This Is Not Your Father’s STEM Job #makereducation
Jessica Lahey of The Atlantic highlights the alternative, creative routes many women are taking after pursuing STEM degrees.
But what if girls bring a different perspective with them, and choose to navigate their STEM careers differently than boys? What if the traditional paths created and well-worn by generations of men are not the same paths girls follow as they apply their newfound skills to STEM fields? There are plenty of women out there engaged in traditional jobs in science, technology, engineering, and math, but many are forging novel, interdisciplinary, STEM-based careers that blur categories and transcend agenda.
Emily Graslie, scientist, educator, artist, and host of the popular YouTube show The Brain Scoop, recently produced an episode about women in STEM fields, “Where My Ladies At?” Graslie’s own career provides a clue to the location of some of those ladies. They are out there, innovating, designing, researching, and teaching, but because some women in STEM have opted for careers that defy categorization within the acronym, they can be harder to identify…
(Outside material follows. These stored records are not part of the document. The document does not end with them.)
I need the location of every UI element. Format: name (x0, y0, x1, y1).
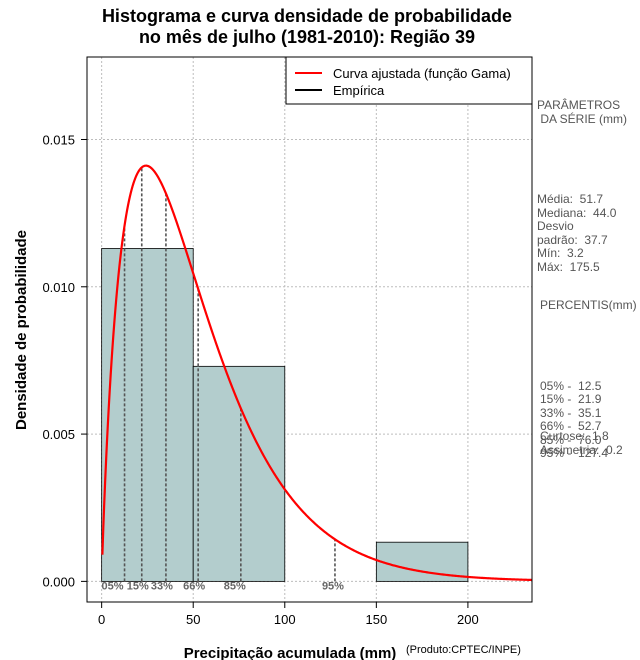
title-line-2: no mês de julho (1981-2010): Região 39 (138, 27, 476, 47)
percentile-label: 95% (322, 580, 344, 592)
params-values: Média: 51.7 Mediana: 44.0 Desvio padrão:… (537, 192, 617, 274)
y-tick-label: 0.005 (42, 427, 75, 442)
fitted-curve-line (101, 164, 532, 582)
percentile-label: 66% (183, 580, 205, 592)
params-panel: PARÂMETROS DA SÉRIE (mm) Média: 51.7 Med… (537, 72, 627, 288)
x-tick-label: 50 (186, 612, 200, 627)
percentile-label: 33% (151, 580, 173, 592)
x-axis-label: Precipitação acumulada (mm) (184, 645, 397, 660)
legend-label: Curva ajustada (função Gama) (333, 66, 511, 81)
shape-stats-panel: Curtose: 1.8 Assimetria: 0.2 (540, 403, 623, 471)
y-tick-label: 0.010 (42, 280, 75, 295)
shape-stats-values: Curtose: 1.8 Assimetria: 0.2 (540, 429, 623, 457)
x-tick-label: 0 (98, 612, 105, 627)
x-tick-label: 100 (274, 612, 296, 627)
percentile-label: 15% (127, 580, 149, 592)
chart-title: Histograma e curva densidade de probabil… (0, 6, 614, 48)
y-axis-label: Densidade de probabilidade (13, 230, 30, 430)
x-tick-label: 200 (457, 612, 479, 627)
legend-box (285, 56, 533, 105)
percentis-title: PERCENTIS(mm) (540, 298, 637, 312)
title-line-1: Histograma e curva densidade de probabil… (101, 6, 513, 26)
x-tick-label: 150 (365, 612, 387, 627)
y-tick-label: 0.015 (42, 132, 75, 147)
legend-label: Empírica (333, 83, 385, 98)
percentis-panel: PERCENTIS(mm) 05% - 12.5 15% - 21.9 33% … (540, 272, 637, 474)
params-title: PARÂMETROS DA SÉRIE (mm) (537, 98, 628, 126)
percentis-values: 05% - 12.5 15% - 21.9 33% - 35.1 66% - 5… (540, 378, 609, 460)
credit-label: (Produto:CPTEC/INPE) (406, 644, 521, 656)
histogram-bar (192, 365, 286, 582)
y-tick-label: 0.000 (42, 574, 75, 589)
percentile-label: 85% (224, 580, 246, 592)
percentile-label: 05% (102, 580, 124, 592)
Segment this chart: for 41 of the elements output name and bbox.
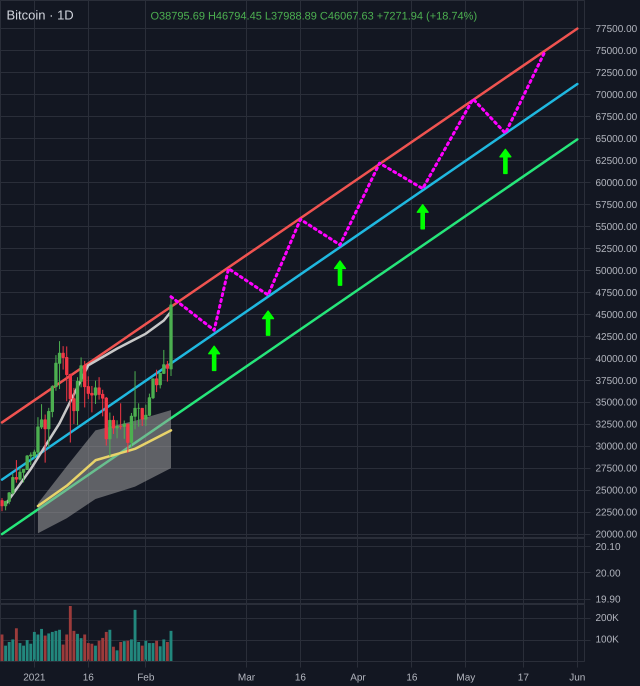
text: Bitcoin · 1D <box>6 8 74 22</box>
y-tick-label: 77500.00 <box>596 24 638 36</box>
y-tick-label: 60000.00 <box>596 178 638 189</box>
x-tick-label: 16 <box>82 672 94 684</box>
y-tick-label: 67500.00 <box>596 112 638 124</box>
y-tick-label: 40000.00 <box>596 354 638 365</box>
y-tick-label: 45000.00 <box>596 310 638 321</box>
y-tick-label: 19.90 <box>596 594 621 606</box>
y-tick-label: 22500.00 <box>596 508 638 519</box>
y-tick-label: 50000.00 <box>596 266 638 277</box>
y-tick-label: 57500.00 <box>596 200 638 211</box>
y-tick-label: 200K <box>596 613 620 624</box>
x-tick-label: 2021 <box>23 672 46 684</box>
y-tick-label: 32500.00 <box>596 420 638 431</box>
y-tick-label: 47500.00 <box>596 288 638 299</box>
x-tick-label: May <box>456 672 476 684</box>
x-tick-label: 17 <box>518 672 530 684</box>
y-tick-label: 72500.00 <box>596 68 638 80</box>
y-tick-label: 75000.00 <box>596 46 638 58</box>
text: O38795.69 H46794.45 L37988.89 C46067.63 +7271.94 (+18.74%) <box>150 10 478 22</box>
y-tick-label: 55000.00 <box>596 222 638 233</box>
y-tick-label: 27500.00 <box>596 464 638 475</box>
x-tick-label: Mar <box>238 672 256 684</box>
x-tick-label: Jun <box>569 672 586 684</box>
y-tick-label: 20.00 <box>596 568 621 580</box>
x-tick-label: 16 <box>294 672 306 684</box>
y-tick-label: 65000.00 <box>596 134 638 146</box>
y-tick-label: 52500.00 <box>596 244 638 255</box>
y-tick-label: 62500.00 <box>596 156 638 167</box>
x-tick-label: Feb <box>137 672 155 684</box>
y-tick-label: 30000.00 <box>596 442 638 453</box>
y-tick-label: 35000.00 <box>596 398 638 409</box>
y-tick-label: 70000.00 <box>596 90 638 102</box>
y-tick-label: 20000.00 <box>596 530 638 541</box>
x-tick-label: 16 <box>406 672 418 684</box>
y-tick-label: 25000.00 <box>596 486 638 497</box>
y-tick-label: 100K <box>596 634 620 646</box>
y-tick-label: 42500.00 <box>596 332 638 343</box>
y-tick-label: 37500.00 <box>596 376 638 387</box>
y-tick-label: 20.10 <box>596 542 621 553</box>
x-tick-label: Apr <box>350 672 366 684</box>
If our efforts to encourage women’s curiosity and passion for STEM succeed, we need to be prepared for the way female perspectives and approaches could expand the definition and scope of what it means to be STEM professionals. Because women have traditionally been excluded from these disciplines, and because their fresh eyes allow them to make connections between fields, many women are launching careers, and even entire industries, based on a flexible and creative definition of what it means to be a scientist, artist, or engineer. K-12 schools have done a particularly poor job of integrating study across STEM fields and encouraging creativity and interdisciplinary connections. We continue to teach science, technology, and math in isolation, as if they have little to do with one another. This sort of compartmentalized approach runs counter to what we know about effective learning: Students need to be able to connect content knowledge and concepts to real-world applications in order to develop mastery and passion for a subject.